Chapitre 5
Dans mes souvenirs il y avait une ville plus loin mais il fallait d'abord traverser une forêt. Le pull que je portait était assez chaud et je n'avais pas froid. J'étais arrivée à l'entrée de la forêt et un sentier se présentait devant moi. Celui-ci traversait les bois mais il était assez dangereux de base mais avec de la neige en plus, il fallait être très prudente.
Je continuais à marcher, entendant parfois des craquements de bois par-ci, par-là mais je n'y prétait pas attention. Au bout d'une bonne heure de marche, j'arrivai devant un pont où ce qui, je suppose, devais être une barricade le surplombait. Alors que je voulue passer, j'entendis une voix derrière moi:
-Humain, ne sais-tu pas comment saluer un nouvel ami? Retourne-toi et serre moi la main...
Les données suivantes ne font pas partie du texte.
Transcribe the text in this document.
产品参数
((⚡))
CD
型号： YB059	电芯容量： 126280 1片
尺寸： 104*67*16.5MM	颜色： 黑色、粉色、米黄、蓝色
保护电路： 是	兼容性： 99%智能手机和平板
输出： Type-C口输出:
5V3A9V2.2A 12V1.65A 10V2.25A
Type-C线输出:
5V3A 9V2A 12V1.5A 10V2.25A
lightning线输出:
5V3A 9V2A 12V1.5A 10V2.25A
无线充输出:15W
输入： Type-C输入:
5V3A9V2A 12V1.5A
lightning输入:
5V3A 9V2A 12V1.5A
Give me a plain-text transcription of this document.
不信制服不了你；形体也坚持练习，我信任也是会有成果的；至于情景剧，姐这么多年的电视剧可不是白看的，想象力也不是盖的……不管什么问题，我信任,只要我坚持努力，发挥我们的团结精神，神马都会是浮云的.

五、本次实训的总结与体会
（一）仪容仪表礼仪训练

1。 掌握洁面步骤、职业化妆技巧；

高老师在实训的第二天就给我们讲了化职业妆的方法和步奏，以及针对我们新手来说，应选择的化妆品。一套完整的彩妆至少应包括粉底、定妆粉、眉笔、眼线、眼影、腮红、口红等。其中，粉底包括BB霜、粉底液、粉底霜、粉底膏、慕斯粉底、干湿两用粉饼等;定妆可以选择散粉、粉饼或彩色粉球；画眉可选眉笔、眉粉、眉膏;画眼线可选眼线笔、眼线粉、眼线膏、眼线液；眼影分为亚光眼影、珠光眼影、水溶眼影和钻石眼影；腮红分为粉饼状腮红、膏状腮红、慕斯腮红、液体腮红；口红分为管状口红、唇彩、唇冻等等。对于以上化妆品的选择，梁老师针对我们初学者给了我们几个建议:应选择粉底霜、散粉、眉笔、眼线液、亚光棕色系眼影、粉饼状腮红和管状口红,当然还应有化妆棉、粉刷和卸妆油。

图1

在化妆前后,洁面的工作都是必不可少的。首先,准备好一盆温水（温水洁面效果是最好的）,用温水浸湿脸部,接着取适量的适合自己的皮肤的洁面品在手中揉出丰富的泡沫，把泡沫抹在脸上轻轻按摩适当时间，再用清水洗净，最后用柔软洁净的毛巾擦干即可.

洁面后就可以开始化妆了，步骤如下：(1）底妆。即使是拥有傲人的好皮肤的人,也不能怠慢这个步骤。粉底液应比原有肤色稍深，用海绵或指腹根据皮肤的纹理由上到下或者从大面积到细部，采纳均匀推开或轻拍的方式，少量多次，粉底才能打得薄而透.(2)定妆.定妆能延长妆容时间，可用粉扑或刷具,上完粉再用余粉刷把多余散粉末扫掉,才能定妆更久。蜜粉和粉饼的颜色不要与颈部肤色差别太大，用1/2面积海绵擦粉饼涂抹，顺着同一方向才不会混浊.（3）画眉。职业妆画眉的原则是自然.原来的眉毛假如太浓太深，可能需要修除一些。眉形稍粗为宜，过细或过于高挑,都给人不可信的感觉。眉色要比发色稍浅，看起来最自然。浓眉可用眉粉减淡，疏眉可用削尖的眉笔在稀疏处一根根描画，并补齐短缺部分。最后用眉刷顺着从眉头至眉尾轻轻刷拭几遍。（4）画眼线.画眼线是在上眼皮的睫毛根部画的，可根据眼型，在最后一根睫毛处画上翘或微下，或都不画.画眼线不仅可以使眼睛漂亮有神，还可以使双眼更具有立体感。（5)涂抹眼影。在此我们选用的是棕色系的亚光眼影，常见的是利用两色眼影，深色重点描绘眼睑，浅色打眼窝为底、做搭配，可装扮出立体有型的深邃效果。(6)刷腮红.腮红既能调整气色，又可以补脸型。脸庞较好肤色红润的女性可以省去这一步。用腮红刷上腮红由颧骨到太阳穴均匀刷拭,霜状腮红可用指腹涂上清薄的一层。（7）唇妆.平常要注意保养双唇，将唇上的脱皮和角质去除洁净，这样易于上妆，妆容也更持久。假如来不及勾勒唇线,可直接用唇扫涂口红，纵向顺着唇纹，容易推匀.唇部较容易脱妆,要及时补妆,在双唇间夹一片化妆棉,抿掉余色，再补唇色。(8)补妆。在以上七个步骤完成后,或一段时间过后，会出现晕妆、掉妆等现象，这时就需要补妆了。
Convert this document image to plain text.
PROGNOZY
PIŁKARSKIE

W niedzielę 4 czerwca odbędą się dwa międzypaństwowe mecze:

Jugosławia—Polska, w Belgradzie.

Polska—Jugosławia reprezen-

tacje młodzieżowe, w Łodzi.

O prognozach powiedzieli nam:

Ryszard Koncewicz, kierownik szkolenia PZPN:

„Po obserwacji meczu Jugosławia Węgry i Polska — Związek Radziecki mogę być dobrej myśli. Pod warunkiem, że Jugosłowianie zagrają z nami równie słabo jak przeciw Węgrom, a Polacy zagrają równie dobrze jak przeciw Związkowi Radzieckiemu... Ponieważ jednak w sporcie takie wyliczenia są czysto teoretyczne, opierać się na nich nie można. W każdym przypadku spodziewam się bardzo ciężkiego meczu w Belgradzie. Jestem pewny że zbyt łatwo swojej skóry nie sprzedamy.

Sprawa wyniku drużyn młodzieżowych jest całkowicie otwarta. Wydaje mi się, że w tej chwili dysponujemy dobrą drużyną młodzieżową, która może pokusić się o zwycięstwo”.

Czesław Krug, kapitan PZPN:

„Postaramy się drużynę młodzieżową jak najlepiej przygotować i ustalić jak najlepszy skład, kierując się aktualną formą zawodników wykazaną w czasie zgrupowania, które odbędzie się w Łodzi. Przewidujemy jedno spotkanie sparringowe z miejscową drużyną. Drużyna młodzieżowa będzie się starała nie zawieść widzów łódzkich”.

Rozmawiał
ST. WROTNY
Je me retourna et vis un squelette, debout avec un pull bleu qui me fixait de ses orbites vides. «Tu as vécu des choses traumatisantes, ce doit être un mirage» je me dit ça dans ma tête et décidai donc de serrer cette fausse main afin de me faire reprendre mes esprits. Quand je toucha sa main et qu'un son de pet en retentit, je compris que c'était vrai. Tandis que lui riait, je me sentie tombée de nouveaux dans les pommes, sauf que c'était le vide derrière moi.
Quand je revins à moi, j'étais derrière une sorte de stand et j'entendais des voix:
-Sans! Qu'est-ce que tu faisais encore?
-Hey Pap, je me promenais pourquoi?
-Ne joues pas les ignorants avec moi, tu glandais encore, hein? J'en ai assez de ta fainéantise...
-Pap... Écoute..
-NON! Tu sais bien que je veux intégrer la garde Royale et toi, j'ai l'impression que tu fais tout pour me mettre des bâtons dans les roues! Ne me dis pas que tu fais parti de cette «résistance» contre notre grand Roi?
-Mais non voyons, frangin, comment peux-tu penser ça de moi? Je suis de ta famille!
-Ma famille importe peu Sans, j'en ai assez de vivre dans le déshonneur de notre père. Je veux rétablir la force de notre famille. Il ne nous manque qu'une âme humaine dotée de ces nouveaux «pouvoirs» et notre roi sera assez puissants pour nous permettre, à nous les monstres, d'exterminer les humains restants. Nous sommes amenés à dominer cette planète mon frère, alors prouve ta valeur!
Tandis que j'entendis cette personne s'éloigner, le fameux squelette d'avant arriva: «Ne t'inquiète pas, je ne te ferai pas de mal.
-Mais qui es-tu?
-Je m'appelle Sans. Je suis ce que vous humains appelés un monstre.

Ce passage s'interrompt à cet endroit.